I sure hope Bonilla still sends Dennis Gilbert, his former agent, a nice gift basket every single year.
But this Bobby Bonilla Day, I also learned that there’s a future Bobby Bonilla waiting in the wings, as someone sitting on a mega contract with a ton of deferred money waiting at the tail end of it, that he’ll be entitled to regardless of how out of baseball he’ll likely be by then.
Christian Yelich, outfielder for the Milwaukee Brewers, signed a 7-year deal with the Brew Crew earlier in the year, worth $188.5 million dollars. Just that line alone says he’s going to be making a ton of dough throughout the remainder of his career, but that also doesn’t include the two option years at the end of it worth another $46M, which means he’s effectively capable of making $228M after 2029.
However, it’s not these nine years in which he has anything in common with Bobby Bonilla, it’s what happens afterward. Buried in the legalese of the base numbers of the contract, $28M of his contract is deferred, and will be paid to him in yearly installments starting in 2031, when Yelich will be 39 years old, and probably out of baseball by then.
Regardless of if he’s in baseball or not come 2031, Christian Yelich will make at least $2.3M a year from the Brewers for the next 12 years, with the installments ending in 2042, when he’ll be over 50 years old by then.
In all fairness, it’s not nearly as egregious as Bobby Bonilla’s deferred money, because the Mets deferred $5.9M, and somehow will pay nearly $30M after factoring in an agreed upon interest rate. At most, Yelich might make like $1.5M in interest, because it doesn’t appear that his agent understands inflation and interest like Dennis Gilbert did.
The payout date every year starting in 2031? July 1st. Bobby Bonilla Day. At least for four years, in which it then becomes Christian Yelich Day.

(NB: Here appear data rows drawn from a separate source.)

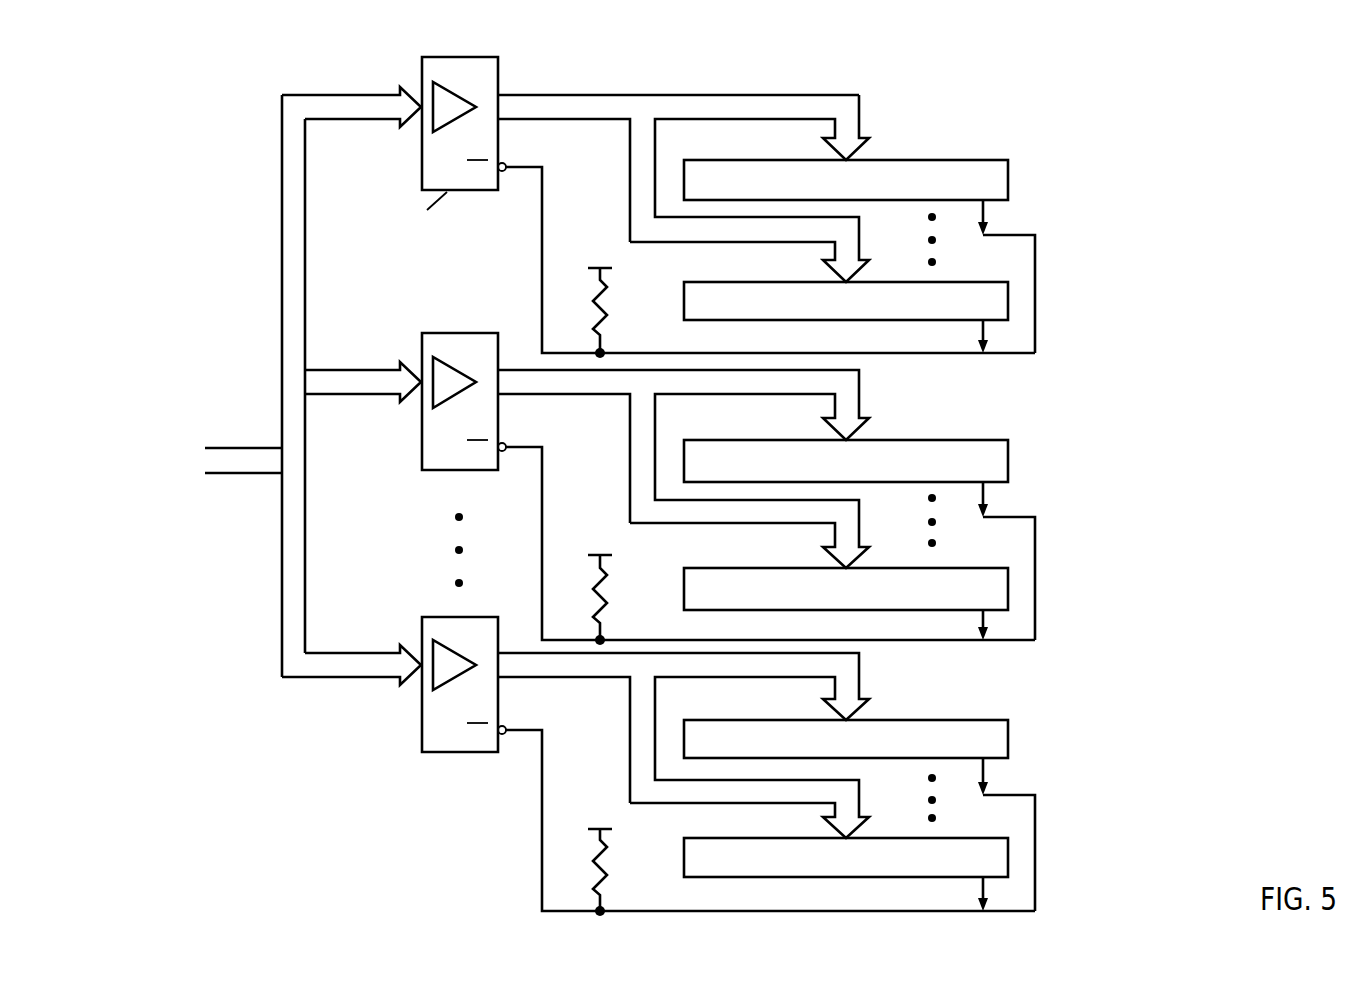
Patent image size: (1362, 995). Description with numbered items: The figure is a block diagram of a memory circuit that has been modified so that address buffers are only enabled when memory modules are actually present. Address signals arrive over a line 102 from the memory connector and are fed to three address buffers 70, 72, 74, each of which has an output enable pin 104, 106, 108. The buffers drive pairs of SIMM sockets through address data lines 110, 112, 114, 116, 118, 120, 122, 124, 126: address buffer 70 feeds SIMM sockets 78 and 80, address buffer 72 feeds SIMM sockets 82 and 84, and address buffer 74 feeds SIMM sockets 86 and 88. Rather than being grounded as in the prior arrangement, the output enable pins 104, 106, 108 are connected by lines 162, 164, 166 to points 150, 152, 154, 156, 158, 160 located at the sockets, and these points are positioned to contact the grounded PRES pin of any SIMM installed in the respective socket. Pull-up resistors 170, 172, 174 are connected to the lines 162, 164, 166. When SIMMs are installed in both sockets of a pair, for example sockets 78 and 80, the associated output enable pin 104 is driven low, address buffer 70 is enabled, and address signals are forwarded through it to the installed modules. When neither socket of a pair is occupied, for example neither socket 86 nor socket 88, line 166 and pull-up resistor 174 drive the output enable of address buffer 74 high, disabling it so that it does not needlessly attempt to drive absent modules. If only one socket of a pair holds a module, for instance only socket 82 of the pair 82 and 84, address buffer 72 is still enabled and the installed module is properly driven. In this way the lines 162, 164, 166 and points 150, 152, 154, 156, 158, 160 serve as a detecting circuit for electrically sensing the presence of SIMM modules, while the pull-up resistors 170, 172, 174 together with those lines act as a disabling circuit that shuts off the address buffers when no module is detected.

The address buffer 70 is at (422, 137).
The address buffer 72 is at (422, 355).
The address buffer 74 is at (422, 637).
The SIMM socket 78 is at (952, 160).
The SIMM socket 80 is at (952, 282).
The SIMM socket 82 is at (952, 440).
The SIMM socket 84 is at (952, 568).
The SIMM socket 86 is at (952, 720).
The SIMM socket 88 is at (952, 838).
The line 102 is at (258, 448).
The output enable pin 104 is at (506, 165).
The output enable pin 106 is at (506, 445).
The output enable pin 108 is at (506, 728).
The address data line 110 is at (580, 93).
The address data line 112 is at (790, 93).
The address data line 114 is at (632, 195).
The address data line 116 is at (620, 396).
The address data line 118 is at (860, 369).
The address data line 120 is at (630, 475).
The address data line 122 is at (620, 680).
The address data line 124 is at (860, 654).
The address data line 126 is at (630, 757).
The point 150 is at (985, 202).
The point 152 is at (985, 322).
The point 154 is at (985, 484).
The point 156 is at (985, 612).
The point 158 is at (985, 760).
The point 160 is at (985, 879).
The line 162 is at (542, 232).
The line 164 is at (540, 507).
The line 166 is at (540, 790).
The pull-up resistor 170 is at (603, 297).
The pull-up resistor 172 is at (603, 583).
The pull-up resistor 174 is at (603, 858).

Despite my tone of ridicule, I’m actually a fan of Christian Yelich. I’m glad to see that he’ll be making tons of money from the Brewers. He appeared on my radar way back when I found out about this kid mashing 450 ft. homers for the minor league Marlins in Jacksonville, so I figured he had a lot of potential for when he finally made it to the big leagues. And when the Marlins went on their every-decade fire sale, I had drooled over the possibility that the Braves would try and get Yelich, but that didn’t happen because the Braves are cheap and never make a fan’s dreams come true, and so he ended up on the Brewers where he immediately became an MVP and took a shitty franchise like the Brewers deep into the playoffs in his first year.
All in all, this really boils down to the fact that Major League Baseball is idiotic and out of control when it comes to player salaries. The NFL and NBA have salary caps for a reason, and baseball’s equivalent known as the “luxury tax threshold” certainly isn’t detrimental enough for any team to feel remotely scared to not violate it.
It’s not like the country in which all this baseball is being played isn’t in economic straits or anything. But can’t hate on guys like Bonilla and Yelich, for capitalizing on a system that doesn’t protect itself from shit like this happening, but the fact remains, everyone in MLB just makes too much fucking money.